2. Podolsky DK. Inflammatory bowel disease: part I. N Engl J Med 1991; 325: 928-37.

3. Dudeney TP, Todd IP. Crohn's disease of the mouth. Proc Roy Soc Med 1969; 62 (12): 1237-8.

4. Halme L, Meurman JH, Laine P, et al. Oral findings in patients with active or inactive Crohn's disease. Oral Surg Oral Med Oral Pathol 1993; 76: 175-81.

5. Weiss JS, Gupta AK, Regezi J, Rasmussen JE. Oral ulcers and cobblestone plaques. Oral Crohn's disease. Arch Dermatol 1991; 127 (6): 889-92.

6. Field EA, Tyldesley WR. Oral Crohn's disease revisited ­ a 10-year-review. Br J Oral Maxillofac Surg 1989; 27 (2): 114-23.

7. Basu MK, Asquith P. Oral manifestations of inflammatory bowel disease. J Clin Gastroenterol 1980; 9: 307-21.

8. Plauth M, Jenss H, Meyle J. Oral manifestations of Crohn's disease. J Clin Gastroenterol 1991; 13 (1): 29-37.

9. Neville BW, et al. Oral and maxillofacial pathology. Saunders,1995: 620.

10. Williams AJK, Wray D, Ferguson A. The clinical entity of orofacial Crohn's disease. Q J Med 1991; 289: 451-8.

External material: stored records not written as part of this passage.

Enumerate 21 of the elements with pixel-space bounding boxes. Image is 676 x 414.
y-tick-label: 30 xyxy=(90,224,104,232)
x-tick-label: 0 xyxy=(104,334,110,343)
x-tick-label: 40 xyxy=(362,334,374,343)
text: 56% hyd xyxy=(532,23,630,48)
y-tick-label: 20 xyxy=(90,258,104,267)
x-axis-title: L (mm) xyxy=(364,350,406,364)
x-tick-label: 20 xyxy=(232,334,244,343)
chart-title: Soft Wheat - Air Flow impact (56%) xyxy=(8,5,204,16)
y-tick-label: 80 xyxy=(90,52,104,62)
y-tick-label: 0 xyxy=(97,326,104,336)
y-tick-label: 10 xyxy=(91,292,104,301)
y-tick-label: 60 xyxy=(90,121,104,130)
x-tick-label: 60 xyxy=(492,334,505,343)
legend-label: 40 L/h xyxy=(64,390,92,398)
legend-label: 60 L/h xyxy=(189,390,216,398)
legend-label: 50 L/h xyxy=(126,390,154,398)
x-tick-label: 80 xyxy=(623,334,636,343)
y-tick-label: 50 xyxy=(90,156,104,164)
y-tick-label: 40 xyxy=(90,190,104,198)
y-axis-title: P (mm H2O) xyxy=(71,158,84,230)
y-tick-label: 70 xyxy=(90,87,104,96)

11. Van Hale HM, Rogers RS, Zone JJ, Greipp PR. Pyostomatitis vegetans: a reactive marker for inflammatory disease of the gut. Arch Dermatol 1985; 121: 94-8.

12. Ballo FS, Camisa C, Allen CM. Pyostomatitis vegetans: report of a case and review of the literature. J Am Acad Dermatol 1989; 21: 381-7.

13. Neville BW, Smith JE, Maize JC, et al. Pyostomatitis vegetans. Am J Dermatopathol 1985; 7 (1): 69-77.

14. Ficcara G, Cicchi P, Amorosi A, et al. Oral Crohn's disease and pyostomatitis vegetans. Oral Surg Oral Med Oral Pathol 1993; 75: 220-4.